List all the times reparations have actually been tried comprehensively.

I’m sure there is a name that I don’t know of the debate tactic of “Explain how this would work in full detail with a full plan before we can explore the principle behind an idea.”

If someone lives as a member of an underclass in a possibly broken society because of the circumstances in which their ancestors were kept as slaves (as many if not most in Jamaica do), people could argue that they, the descendants, are still suffering under the injustices done against their ancestors, which were never righted. “Here, you’re free now!” doesn’t fix things, as most black people in America found out after the Civil War. No education, no jobs, no opportunity, red lined into certain neighborhoods, only allowed access to certain kinds of jobs, etc. Repeat for a few generations and then folks can complain that these minorities just don’t work hard enough since they’ve been free forever.

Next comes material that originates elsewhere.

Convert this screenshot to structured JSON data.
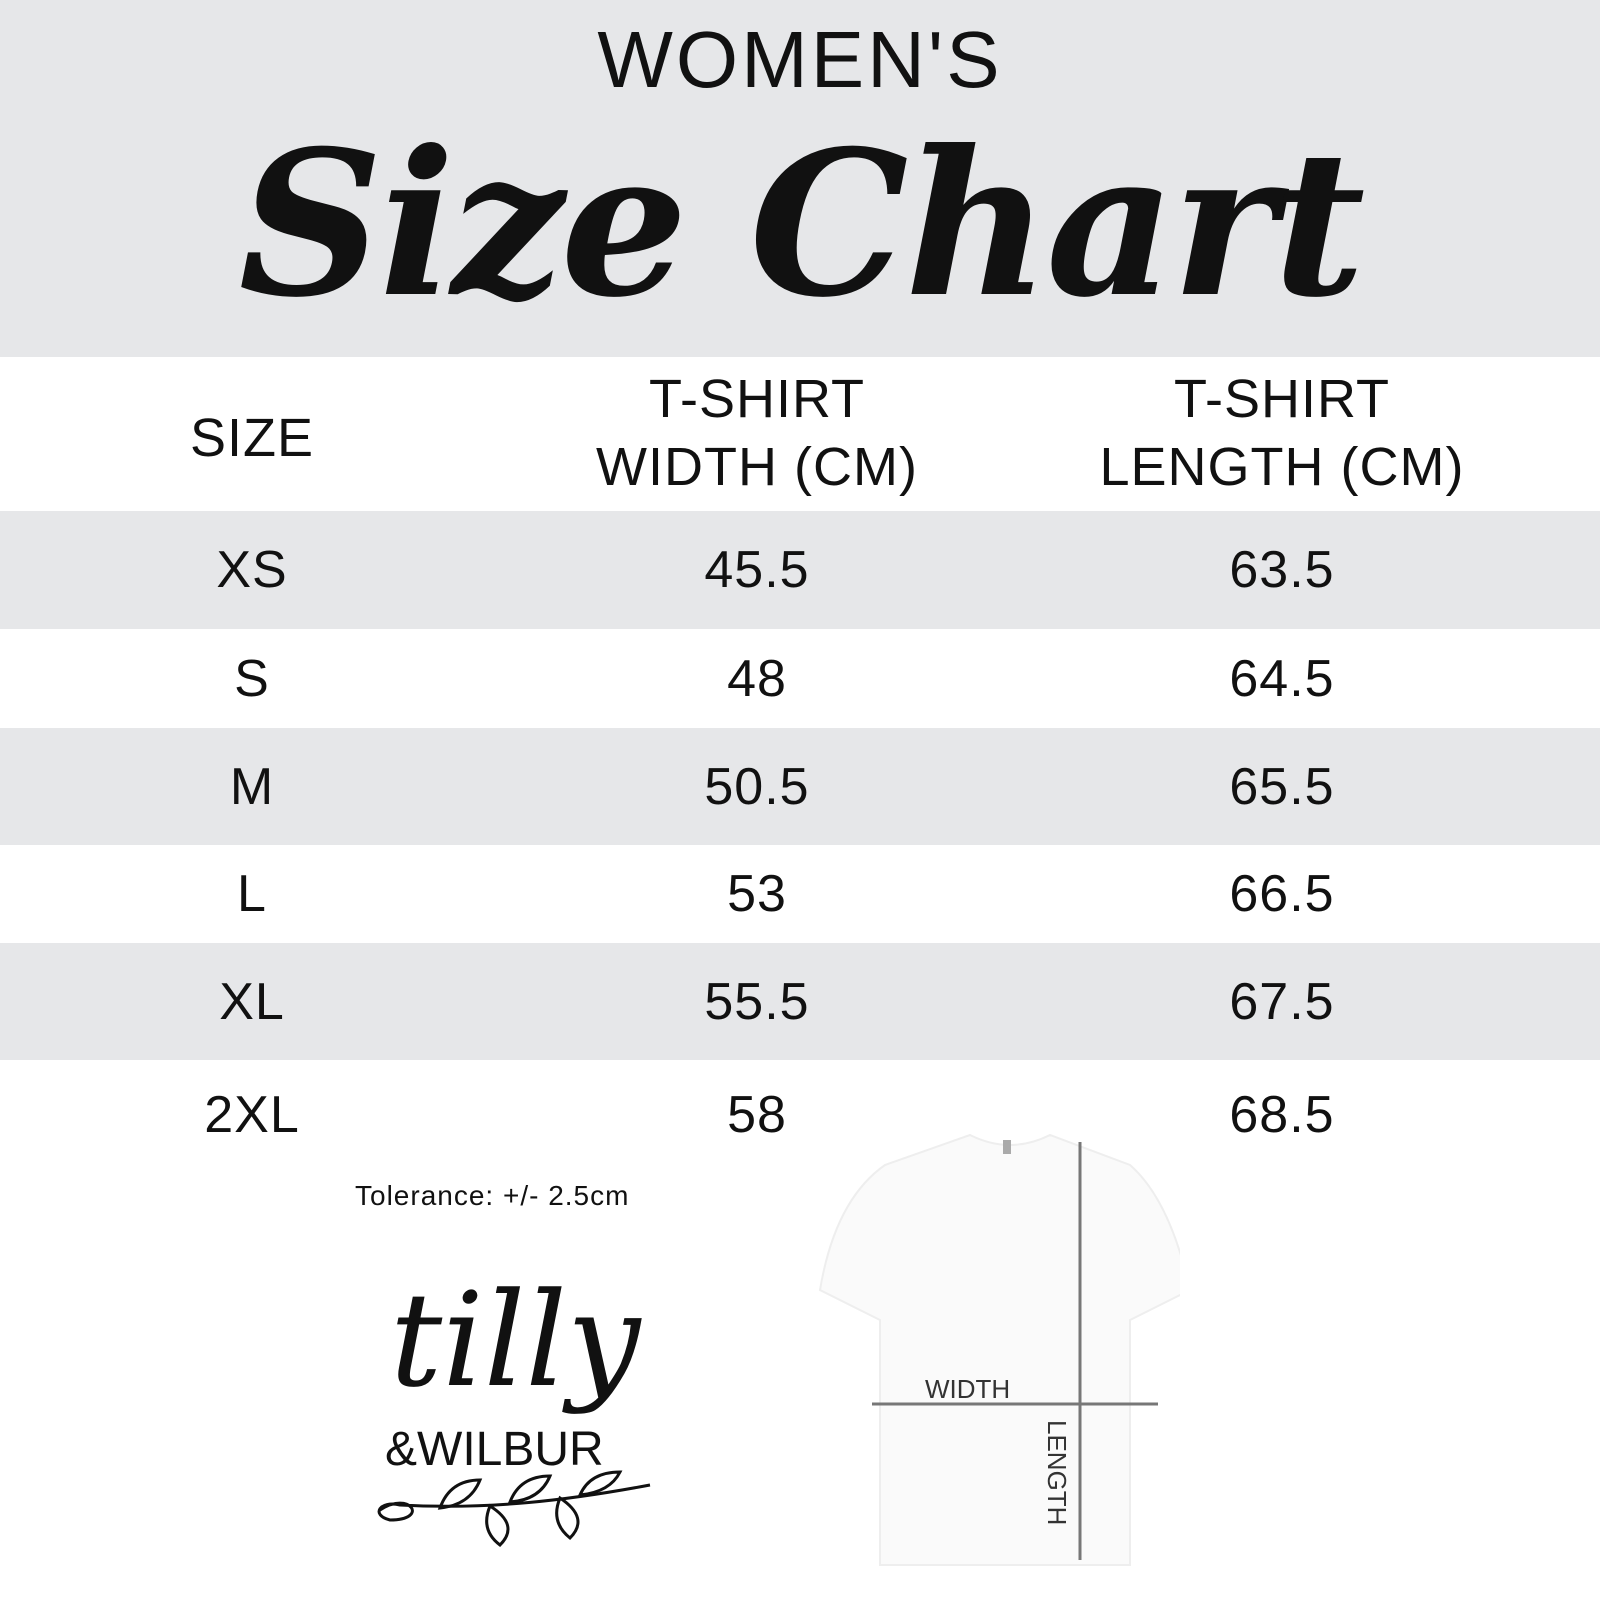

As Coates’ points out in his last memoir, you can be the most successful middle-class black American it is possible to be and a cop can still stalk you, shoot you in front of your house, and walk away scott free even though you were never committed of a crime. It happened to a friend of his from college whose mother was a doctor (head of radiology!) and whose family was well to do. We still haven’t figured out how to fix any of this.

3 Likes

I am not dismissing your observations or viewpoint. Seriously I am not. But I will present an alternate viewpoint.

Since countries are things, and they are collections of people, and the economic detriment of oppression is arguably measurable, I don’t think it is unreasonable for the larger entity to make good.

No, it isn’t fair. But shit, human oppression and continued generational nepotism ain’t fair. Gah, Unicorns.

4 Likes

So many people want to point out how hard reparations would be to carry out, how unfair it would supposedly be, how undeserving some of its recipients might be, and on and on. Nevermind that many scholars and public policy experts have proposed numerous entirely workable possibilities. The real, biggest problem is white resistance, ignorance, and indifference to the centuries-long generational transfer of inequity.

8 Likes

“But I never oppressed anyone! Hell, I’m just a working class person and I’ve never benefited from racism. No one gives me entitlements!”

6 Likes

The huge number of posts by two or three people in this thread is a good example of why commentators, especially dudes, need to practice “step up, step back.”

Re: anti-reparations sentiment, keep in mind that Jamaica didn’t achieve independence from the UK until 1962. Nobody can deny the situation of racial inequality at that time, or in preceding years, but it seems quite popular for apologists of white supremacy to creatively imagine that history perished in the '60’s, and everything afterward sprung out of the ether without connection to the (shockingly brutal) past.

One aspect of any reparations movement (be it one to address war crimes or slavery) is always the fundamental acknowledgement that the current social and economic order is not only an outcome of past crimes, but a structural continuation of those crimes. Hence the worldwide dominance of former colonial powers over postcolonial countries, and the incessant changing of the currencies of power. (In the US, it was slavery, then segregation. Now it is de facto segregation and mass incarceration.)

Reparations movements are a step in the right direction, because they attempt to introduce a crisis of legitimacy into the dominant order. They fail to do so for many reasons, not the least of which is the widespread assumption held by their opponents that, for the first time in history, every individual starts in the same place, with the same resources, facing the same challenges, in a society where all power is benevolent, no matter how grotesquely lopsided or ill-gotten. Even this predicament represents a kind of best-case scenario, as it simply avoids dealing with the vested interest that many parties have in continuing centuries-old power structures predicated on the domination of one group by another, with the neoliberal proviso that both groups remain fractionally semi-permeable.

5 Likes

Neither- it’s direct compensation to actual victims. Even if it wasn’t it wouldn’t be immoral, just not a moral obligation.